An operating rhythm is like a company’s heartbeat; the cadence by which teams organize, interact, and collaborate to solve problems.
Operating rhythms create stability for employees, provide decision-making frameworks, and reinforce good collaboration and communication habits.
There are many methodologies you can choose from to implement an operating cadence, such as:
I recently interviewed Pendo’s founder and CEO, Todd Olson, for Churnkey’s Subscription Heroes podcast, and he reinforced the importance of cadence in his business:
“I love cadence… It doesn’t actually matter what framework you use. I don’t care. I don’t necessarily advocate for any particular one. To have a framework and follow it, that level of discipline is super, super healthy.”
Which operating framework you use matters less than the fact that you have one and follow it.
Cadences structure communication and collaboration routines; how, when, and on which topics people will work together. They are often implemented as a series of meetings.
In Patrick Lencioni’s book, The Advantage, he defines four types of meetings that are part of a typical operating rhythm (you may recall seeing the same image in last week’s newsletter):
The Four Meetings - Patrick Lencioni, The Advantage
The idea is to have a predefined set of meetings where you can count on having the right people in the room and in the right frame of mind for the task at hand.
I like to think of these meeting as containers. Each container is a placeholder for a certain topics requiring either System One or System Two thinking.
Through the normal course of business, you collect and prioritize agenda items and put them into the proper containers.
Daily Check-ins and Weekly Tactical meetings are all about System One thinking. Moving fast, handling problems in real time, and staying connected as a team.
Inevitably, strategic issues will surface in these tactical forums. Rather than solve by shooting from the hip, teams are usually better served by identifying the next appropriate System Two container to put them in.
It’s intentional procrastination, giving everyone time to prepare thoughts and gather necessary data to have rich discussion and make informed decisions.
Tactical containers need not be limited to management teams. You can also use them as cross-functional working teams at any level of the organization.
In a prior company, we held weekly tactical meetings around areas where siloed behavior is especially dangerous, e.g., go-to-market, customer experience, and short-term cross-functional projects.
On the other hand, Monthly Strategic and Quarterly Offsite meetings are for System Two thinking. Instead of focusing on day-to-day issues, these forums allow time and space to tackle more complex issues that impact the direction of the business.
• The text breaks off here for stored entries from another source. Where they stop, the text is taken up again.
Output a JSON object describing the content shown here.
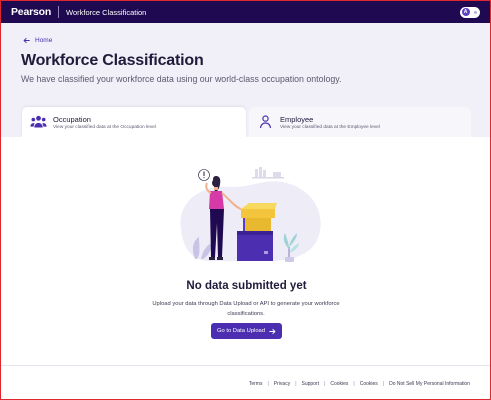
{
  "header": {
    "brand": "Pearson",
    "app_title": "Workforce Classification",
    "toggle_initial": "A"
  },
  "hero": {
    "back_label": "Home",
    "title": "Workforce Classification",
    "subtitle": "We have classified your workforce data using our world-class occupation ontology."
  },
  "tabs": [
    {
      "title": "Occupation",
      "description": "View your classified data at the Occupation level",
      "active": true,
      "icon": "people-icon"
    },
    {
      "title": "Employee",
      "description": "View your classified data at the Employee level",
      "active": false,
      "icon": "person-icon"
    }
  ],
  "empty_state": {
    "title": "No data submitted yet",
    "description": "Upload your data through Data Upload or API to generate your workforce classifications.",
    "cta_label": "Go to Data Upload",
    "illustration": "person-with-boxes-illustration"
  },
  "footer": {
    "links": [
      "Terms",
      "Privacy",
      "Support",
      "Cookies",
      "Cookies",
      "Do Not Sell My Personal Information"
    ]
  },
  "colors": {
    "navbar": "#1f0a52",
    "accent": "#4b2fb0",
    "hero_bg": "#f1eff8",
    "frame_border": "#e0262f"
  }
}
Think about examples such as organization structure, sales strategies, and product direction.
I know what you’re thinking, ”This guy LOVES meetings.”
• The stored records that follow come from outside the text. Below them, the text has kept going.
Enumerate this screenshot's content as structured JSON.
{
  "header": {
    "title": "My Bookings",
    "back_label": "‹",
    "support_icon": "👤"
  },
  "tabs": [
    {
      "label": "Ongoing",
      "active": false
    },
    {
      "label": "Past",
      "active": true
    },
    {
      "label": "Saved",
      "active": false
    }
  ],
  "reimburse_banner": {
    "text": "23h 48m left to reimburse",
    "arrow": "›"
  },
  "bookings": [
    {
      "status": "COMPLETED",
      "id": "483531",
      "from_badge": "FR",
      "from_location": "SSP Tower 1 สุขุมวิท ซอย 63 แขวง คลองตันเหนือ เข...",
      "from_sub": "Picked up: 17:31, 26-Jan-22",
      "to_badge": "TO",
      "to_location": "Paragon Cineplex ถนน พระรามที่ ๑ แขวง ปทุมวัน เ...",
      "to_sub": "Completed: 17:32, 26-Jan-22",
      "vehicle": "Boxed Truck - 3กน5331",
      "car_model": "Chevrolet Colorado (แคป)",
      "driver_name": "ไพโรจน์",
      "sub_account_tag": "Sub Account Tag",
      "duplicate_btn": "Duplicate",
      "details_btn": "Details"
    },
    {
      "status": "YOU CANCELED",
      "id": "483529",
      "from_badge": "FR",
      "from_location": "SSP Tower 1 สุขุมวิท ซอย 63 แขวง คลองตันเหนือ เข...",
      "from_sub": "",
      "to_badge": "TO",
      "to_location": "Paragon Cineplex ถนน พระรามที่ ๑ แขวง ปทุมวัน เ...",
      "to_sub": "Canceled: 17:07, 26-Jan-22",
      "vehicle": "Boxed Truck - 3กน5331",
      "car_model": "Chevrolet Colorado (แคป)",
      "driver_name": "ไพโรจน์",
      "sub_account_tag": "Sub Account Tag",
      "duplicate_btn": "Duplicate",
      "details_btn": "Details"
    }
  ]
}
Well, no, I actually don’t.
But in our line of work (most of you, I assume, are working in subscription-based tech businesses), collaboration is tantamount to success. Especially with distributed, remote teams.
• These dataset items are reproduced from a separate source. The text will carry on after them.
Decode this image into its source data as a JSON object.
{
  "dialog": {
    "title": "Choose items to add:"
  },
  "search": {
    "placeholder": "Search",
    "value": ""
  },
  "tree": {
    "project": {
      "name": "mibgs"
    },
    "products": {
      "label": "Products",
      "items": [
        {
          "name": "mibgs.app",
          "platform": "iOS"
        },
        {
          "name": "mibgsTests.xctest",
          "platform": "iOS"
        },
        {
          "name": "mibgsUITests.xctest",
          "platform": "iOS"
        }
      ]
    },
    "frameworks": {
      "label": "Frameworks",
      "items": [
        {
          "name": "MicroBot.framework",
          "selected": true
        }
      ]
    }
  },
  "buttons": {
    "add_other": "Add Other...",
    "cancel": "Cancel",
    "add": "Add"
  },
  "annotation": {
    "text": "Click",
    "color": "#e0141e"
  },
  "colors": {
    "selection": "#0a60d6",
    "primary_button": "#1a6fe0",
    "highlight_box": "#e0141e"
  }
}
As Olson explained later in our podcast, “With a cadence in place, there should be little need for one-off meetings. Something in the cadence will accommodate anything that arises.”
Leaders who are able to rally their teams around an operating rhythm have an advantage. They always have a time and place to reinforce their vision, adjust strategy to changing business conditions, and increase productivity by reducing the need for one-off meetings.
For some reason there’s one episode of The Jetsons that I've always remembered, “Rip-off Rosie.”
Rosie, the Jetsons' robotic housemaid, eats a faulty lug nut which makes her programming go haywire (perhaps the first AI hallucination on record?). She starts stealing things so that she can put them in their appropriate place while constantly repeating:
“A place for everything, and everything in its place!”
“A place for everything, and everything in its place!”
“A place for everything, and everything in its place!”
Season 2, episode 23, "Rip-off Rosie" (1985)
Yes, I realize I'm dating myself..
Do you have a place for any issue that could arise for your company or team?
If not, perhaps you should consider installing an operating rhythm.